A year after the film, Capcom released two Willow games. The first was on their CPS1 arcade board. This sidescroller is like a mishmash of every oldschool Capcom action game you’ve ever played. It has the look and feel of Ghosts ‘n Goblins, the overall structure of Strider, the sliding and charging of a Mega Man game, and the shop system from Forgotten Worlds.
At the start of the game, you play as Willow. You travel through a lush, beautiful 2D environment, taking out Nockmaar soldiers. The game eventually throws some pretty hefty platforming segments at you, which Willow is quite adept at handling. The jump control is superb, and Willow can also grab onto ledges above him and thus climb up to higher levels. To take down the Nockmaar soldiers, Willow uses magic. He can rapidly fire projectile bursts at enemies, but he can also charge energy and unleash more powerful spells. However, these spells must first be purchased. With each spell you purchase, the meter that indicates how much energy you’ve charged grows longer and shows a bigger spectrum of colors. The colors indicate which spell you’ll execute once you let go of the attack button. These spells range from more powerful projectiles to the ability to stop time and damage all enemies on screen.
After the first stage, you will then take control of Madmartigan, who fights in a more rudimentary fashion using his sword. His sword, which looks eerily reminiscent of Strider’s Cypher blade, can also be charged like Willow’s magic. But charging the sword merely increases the range and potency your slash will have once you release the attack button.
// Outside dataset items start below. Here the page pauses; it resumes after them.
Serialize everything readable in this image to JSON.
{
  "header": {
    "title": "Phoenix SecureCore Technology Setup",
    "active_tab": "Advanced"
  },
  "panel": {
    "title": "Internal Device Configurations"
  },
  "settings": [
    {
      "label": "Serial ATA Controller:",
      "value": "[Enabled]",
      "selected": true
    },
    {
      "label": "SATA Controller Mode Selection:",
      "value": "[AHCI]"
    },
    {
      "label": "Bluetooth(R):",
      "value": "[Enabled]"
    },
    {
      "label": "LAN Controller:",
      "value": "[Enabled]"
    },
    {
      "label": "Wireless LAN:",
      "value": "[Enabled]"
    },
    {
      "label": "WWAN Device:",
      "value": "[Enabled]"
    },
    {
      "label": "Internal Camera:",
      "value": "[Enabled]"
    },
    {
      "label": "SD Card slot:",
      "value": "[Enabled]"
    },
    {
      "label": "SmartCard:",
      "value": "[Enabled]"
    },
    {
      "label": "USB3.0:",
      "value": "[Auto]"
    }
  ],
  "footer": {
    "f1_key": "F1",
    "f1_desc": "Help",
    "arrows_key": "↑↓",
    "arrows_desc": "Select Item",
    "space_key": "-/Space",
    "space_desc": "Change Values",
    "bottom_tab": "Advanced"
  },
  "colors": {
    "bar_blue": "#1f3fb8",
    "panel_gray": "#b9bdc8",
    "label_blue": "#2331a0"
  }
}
The shopkeeper sells swords alongside Willow’s magic spells, and each sword increases Madmartigan’s offense and his charging potential. That said, the two characters are fairly different. Sadly, you don’t get the choice to switch between them until the last two of the six stages.
The best aspect of Willow the arcade game is how well it recreates the scenes from the movie. Unlike the NES counterpart, this game is very faithful to its source material. Scenes like the wagon chase and the battle in Tir Asleen are projected perfectly into this game, and they’re quite visually impressive considering this game’s age. It’s a shining example of the CPS1’s power.
The music, though catchy, is extremely out of place. It’s all standard ’80s pop-ish stuff that sounds more like it belongs in a Mega Man game. The sound effects are pretty standard CPS1 fare, sounding about on par with a Sega Genesis, which means a lot of explosions that sound like violent flatulence. There are some good voice samples, though.